Ten years ago, Property Assessed Clean Energy (PACE) programs were seen as the great hope to enable the growth of distributed solar and energy efficiency through low-cost financing for home and business owners. And while such programs were largely shut down due to actions by the Federal Housing Finance Agency in 2010, PACE has lived on in both the commercial sector and in a few states. This has been led by California, where state government has been undaunted by federal interference.
On Wednesday the HERO program marked another victory in California, with expansion into a further 26 cities including Fremont, Redding and San Luis Obispo, as well as two unincorporated areas in counties in the northern part of the state. This will allow up to 240,000 additional homeowners to take advantage of the program, which like other PACE programs allows access to low-cost financing with their home as collateral.
This last part can be an important distinction for homeowners with poor credit and/or limited cash, as solar and efficiency improvements can be financed based on the value of the home, not an individual homeowner’s credit rating, and with no up-front cash payment. As such this not only allows many homeowners to access lower interest rates, but expands the number of homeowners who can go solar at all.
According to Renovate America, which runs the HERO program, with the expansion 88% of California households now have access to the program. To date, HERO has supplied $2.1 billion in financing for energy efficiency, water conservation and solar to 88,000 California households.
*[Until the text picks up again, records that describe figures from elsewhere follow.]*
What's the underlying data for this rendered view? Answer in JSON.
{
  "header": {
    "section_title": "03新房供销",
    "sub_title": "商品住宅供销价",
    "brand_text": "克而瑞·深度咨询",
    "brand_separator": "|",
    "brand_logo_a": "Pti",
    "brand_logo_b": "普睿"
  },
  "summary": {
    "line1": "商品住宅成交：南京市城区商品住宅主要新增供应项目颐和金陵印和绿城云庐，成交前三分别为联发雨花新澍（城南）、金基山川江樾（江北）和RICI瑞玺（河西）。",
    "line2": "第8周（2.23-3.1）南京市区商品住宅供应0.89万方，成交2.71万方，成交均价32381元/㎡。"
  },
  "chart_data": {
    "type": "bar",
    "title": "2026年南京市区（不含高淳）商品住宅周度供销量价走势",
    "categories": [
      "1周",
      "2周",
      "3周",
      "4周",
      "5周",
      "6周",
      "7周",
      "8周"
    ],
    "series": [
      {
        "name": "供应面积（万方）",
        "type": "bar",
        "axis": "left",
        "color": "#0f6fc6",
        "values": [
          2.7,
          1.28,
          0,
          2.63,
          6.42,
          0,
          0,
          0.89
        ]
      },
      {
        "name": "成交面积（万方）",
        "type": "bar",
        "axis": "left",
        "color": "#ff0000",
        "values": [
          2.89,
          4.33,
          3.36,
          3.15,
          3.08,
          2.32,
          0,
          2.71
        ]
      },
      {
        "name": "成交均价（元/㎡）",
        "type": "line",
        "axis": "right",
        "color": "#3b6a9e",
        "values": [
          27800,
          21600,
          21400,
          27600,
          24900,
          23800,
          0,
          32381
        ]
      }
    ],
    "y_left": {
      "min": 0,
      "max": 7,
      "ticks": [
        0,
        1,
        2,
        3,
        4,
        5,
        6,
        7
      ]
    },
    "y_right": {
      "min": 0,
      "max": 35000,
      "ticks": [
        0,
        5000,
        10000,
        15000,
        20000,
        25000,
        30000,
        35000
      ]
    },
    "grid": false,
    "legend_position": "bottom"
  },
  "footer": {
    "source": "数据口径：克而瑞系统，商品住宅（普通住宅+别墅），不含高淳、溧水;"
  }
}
To date the program has supported 23,000 residential PV arrays, with a combined capacity of 137 MW. Renovate America estimates that 1/3 of HERO financing goes towards residential solar.
Until earlier this week HERO was only available to residential customers, however in partnership with Greenworks Lending Renovate America has begun offering commercial PACE in Missouri, and expects to expand this program to California and Florida later this year.